07. - 15. Mai 2014
Nur unterwegs erfährt man das Gefühl märchenhafter Verwunschenheit (Erich Kästner, 1899 - 1974)
In dieser Zeit habe ich einen Kurzzeitaustausch auf die Insel Chiloe gemacht. Bei einem Kurzzeitaustausch hat man die Möglichkeit, für einige Tage eine andere Stadt in Chile kennen zu lernen und wohnt währenddessen wieder in einer Gastfamilie. Diese Zeit kann man nutzen, um sich neue Orte und evtl. ganz andere Lebensweisen in Chile anzusehen und mitzuerleben.
Zusammen mit den 3 weiteren Austauschschülern aus Natales, Dion (DK), Christina (USA) und Aim (Thailand) habe ich meinen Kurzzeitaustausch auf der Insel Chiloe verbracht. Dazu sind wir erst mal wieder nach Punta Arenas gefahren, haben dort im Hostel übernachtet und sind am nächsten Morgen nach Puerto Montt geflogen. Von dort sind wir dann mit dem Bus und der Fähre weiter nach Chiloe gereist. Uns wurde erzählt, dass manchmal kleine Flussdelfine an der Seite der Fähre hochspringen würden, aber leider waren keine da, als wir mit der Fähre gefahren sind.
Die Überfahrt mit der Fähre... |
...bei der wir leider keine Delfine gesehen haben. |
Chiloe
- ist nach Feuerland zweitgrößte Insel Chiles
- ist 180 km lang und ca. 50 km breit und 9.320 m² groß.
- hat ca. 150.000 Einwohner. Die größte Stadt ist Castro mit 30.000 Einwohnern und damit um ein Drittel größer als Natales.

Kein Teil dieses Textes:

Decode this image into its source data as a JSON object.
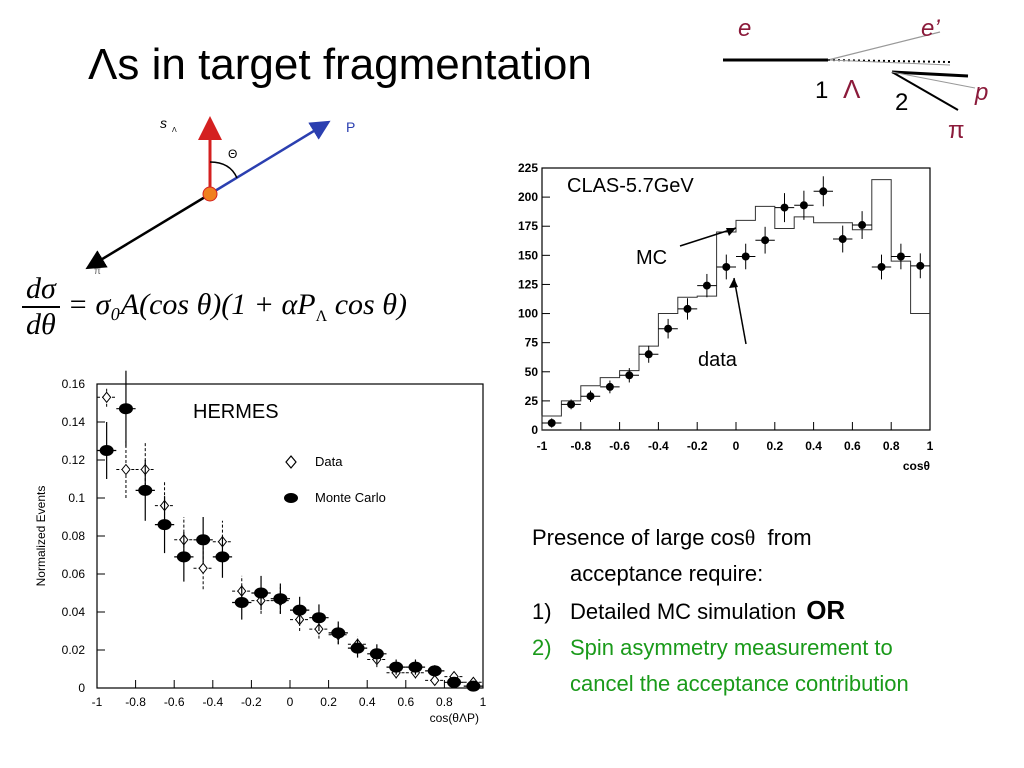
{
  "slide": {
    "title": "Λs in target fragmentation",
    "formula": {
      "numerator": "dσ",
      "denominator": "dθ",
      "rhs": "= σ₀A(cos θ)(1 + αP",
      "rhs_sub": "Λ",
      "rhs_tail": " cos θ)"
    },
    "diagram": {
      "e": "e",
      "e_prime": "e’",
      "one": "1",
      "lambda": "Λ",
      "two": "2",
      "p": "p",
      "pi": "π"
    },
    "spin": {
      "s": "s",
      "s_sub": "Λ",
      "theta": "Θ",
      "p": "P",
      "pi": "π"
    },
    "notes": {
      "line1a": "Presence of large cos",
      "line1_theta": "θ",
      "line1b": "  from",
      "line2": "acceptance require:",
      "item1_num": "1)",
      "item1": "Detailed MC simulation",
      "or": "OR",
      "item2_num": "2)",
      "item2a": "Spin asymmetry measurement to",
      "item2b": "cancel the acceptance contribution"
    },
    "colors": {
      "red": "#d42020",
      "blue": "#2b3fb0",
      "green": "#1a9a1a",
      "magenta": "#8b1a3a"
    }
  },
  "chart_data": [
    {
      "type": "scatter",
      "title": "CLAS-5.7GeV",
      "xlabel": "cosθ",
      "ylabel": "",
      "xlim": [
        -1,
        1
      ],
      "ylim": [
        0,
        225
      ],
      "xticks": [
        -1,
        -0.8,
        -0.6,
        -0.4,
        -0.2,
        0,
        0.2,
        0.4,
        0.6,
        0.8,
        1
      ],
      "xtick_labels": [
        "-1",
        "-0.8",
        "-0.6",
        "-0.4",
        "-0.2",
        "0",
        "0.2",
        "0.4",
        "0.6",
        "0.8",
        "1"
      ],
      "yticks": [
        0,
        25,
        50,
        75,
        100,
        125,
        150,
        175,
        200,
        225
      ],
      "ytick_labels": [
        "0",
        "25",
        "50",
        "75",
        "100",
        "125",
        "150",
        "175",
        "200",
        "225"
      ],
      "annotations": [
        "MC",
        "data"
      ],
      "series": [
        {
          "name": "data",
          "style": "points",
          "x": [
            -0.95,
            -0.85,
            -0.75,
            -0.65,
            -0.55,
            -0.45,
            -0.35,
            -0.25,
            -0.15,
            -0.05,
            0.05,
            0.15,
            0.25,
            0.35,
            0.45,
            0.55,
            0.65,
            0.75,
            0.85,
            0.95
          ],
          "y": [
            6,
            22,
            29,
            37,
            47,
            65,
            87,
            104,
            124,
            140,
            149,
            163,
            191,
            193,
            205,
            164,
            176,
            140,
            149,
            141
          ]
        },
        {
          "name": "MC",
          "style": "step",
          "bin_edges": [
            -1,
            -0.9,
            -0.8,
            -0.7,
            -0.6,
            -0.5,
            -0.4,
            -0.3,
            -0.2,
            -0.1,
            0,
            0.1,
            0.2,
            0.3,
            0.4,
            0.5,
            0.6,
            0.7,
            0.8,
            0.9,
            1
          ],
          "values": [
            12,
            25,
            38,
            45,
            51,
            72,
            100,
            114,
            115,
            170,
            180,
            192,
            173,
            183,
            178,
            178,
            172,
            215,
            145,
            100
          ]
        }
      ]
    },
    {
      "type": "scatter",
      "title": "HERMES",
      "xlabel": "cos(θΛP)",
      "ylabel": "Normalized Events",
      "xlim": [
        -1,
        1
      ],
      "ylim": [
        0,
        0.16
      ],
      "xticks": [
        -1,
        -0.8,
        -0.6,
        -0.4,
        -0.2,
        0,
        0.2,
        0.4,
        0.6,
        0.8,
        1
      ],
      "xtick_labels": [
        "-1",
        "-0.8",
        "-0.6",
        "-0.4",
        "-0.2",
        "0",
        "0.2",
        "0.4",
        "0.6",
        "0.8",
        "1"
      ],
      "yticks": [
        0,
        0.02,
        0.04,
        0.06,
        0.08,
        0.1,
        0.12,
        0.14,
        0.16
      ],
      "ytick_labels": [
        "0",
        "0.02",
        "0.04",
        "0.06",
        "0.08",
        "0.1",
        "0.12",
        "0.14",
        "0.16"
      ],
      "legend": "right",
      "series": [
        {
          "name": "Data",
          "marker": "open-diamond",
          "x": [
            -0.95,
            -0.85,
            -0.75,
            -0.65,
            -0.55,
            -0.45,
            -0.35,
            -0.25,
            -0.15,
            -0.05,
            0.05,
            0.15,
            0.25,
            0.35,
            0.45,
            0.55,
            0.65,
            0.75,
            0.85,
            0.95
          ],
          "y": [
            0.153,
            0.115,
            0.115,
            0.096,
            0.078,
            0.063,
            0.077,
            0.051,
            0.046,
            0.046,
            0.036,
            0.031,
            0.028,
            0.023,
            0.015,
            0.008,
            0.008,
            0.004,
            0.006,
            0.003
          ],
          "err": [
            0.005,
            0.015,
            0.014,
            0.013,
            0.012,
            0.011,
            0.011,
            0.008,
            0.007,
            0.007,
            0.006,
            0.005,
            0.005,
            0.004,
            0.004,
            0.003,
            0.003,
            0.002,
            0.002,
            0.002
          ]
        },
        {
          "name": "Monte Carlo",
          "marker": "filled-circle",
          "x": [
            -0.95,
            -0.85,
            -0.75,
            -0.65,
            -0.55,
            -0.45,
            -0.35,
            -0.25,
            -0.15,
            -0.05,
            0.05,
            0.15,
            0.25,
            0.35,
            0.45,
            0.55,
            0.65,
            0.75,
            0.85,
            0.95
          ],
          "y": [
            0.125,
            0.147,
            0.104,
            0.086,
            0.069,
            0.078,
            0.069,
            0.045,
            0.05,
            0.047,
            0.041,
            0.037,
            0.029,
            0.021,
            0.018,
            0.011,
            0.011,
            0.009,
            0.003,
            0.001
          ],
          "err": [
            0.015,
            0.02,
            0.016,
            0.015,
            0.013,
            0.012,
            0.011,
            0.009,
            0.009,
            0.008,
            0.007,
            0.007,
            0.006,
            0.005,
            0.005,
            0.004,
            0.004,
            0.003,
            0.002,
            0.001
          ]
        }
      ]
    }
  ]
}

- gilt neben Peru als eine der Urheimaten der Kartoffel. Das wird sehr stark in der chilotischen Küche sichtbar, die hauptsächlich aus Kartoffeln besteht.
neben der Kartoffel auch sehr beliebt: Muscheln! |
- ist auch bekannt für die vielen kleinen Kirchen, die es auf der ganzen Insel verstreut gibt. Die Ureinwohner Chiloes, die Huilliches, glaubten sehr an Mythen und Magie. Gegen 1600 wurde Chile aufgrund der spanischen Eroberer katholisch. Der Priester Chiloes wollte also die Kultur der Huilliches, die aus vielen Mythen bestand, aus Chiloe verbannen und lies deshalb immer nach 50 km eine Kapelle erbauen.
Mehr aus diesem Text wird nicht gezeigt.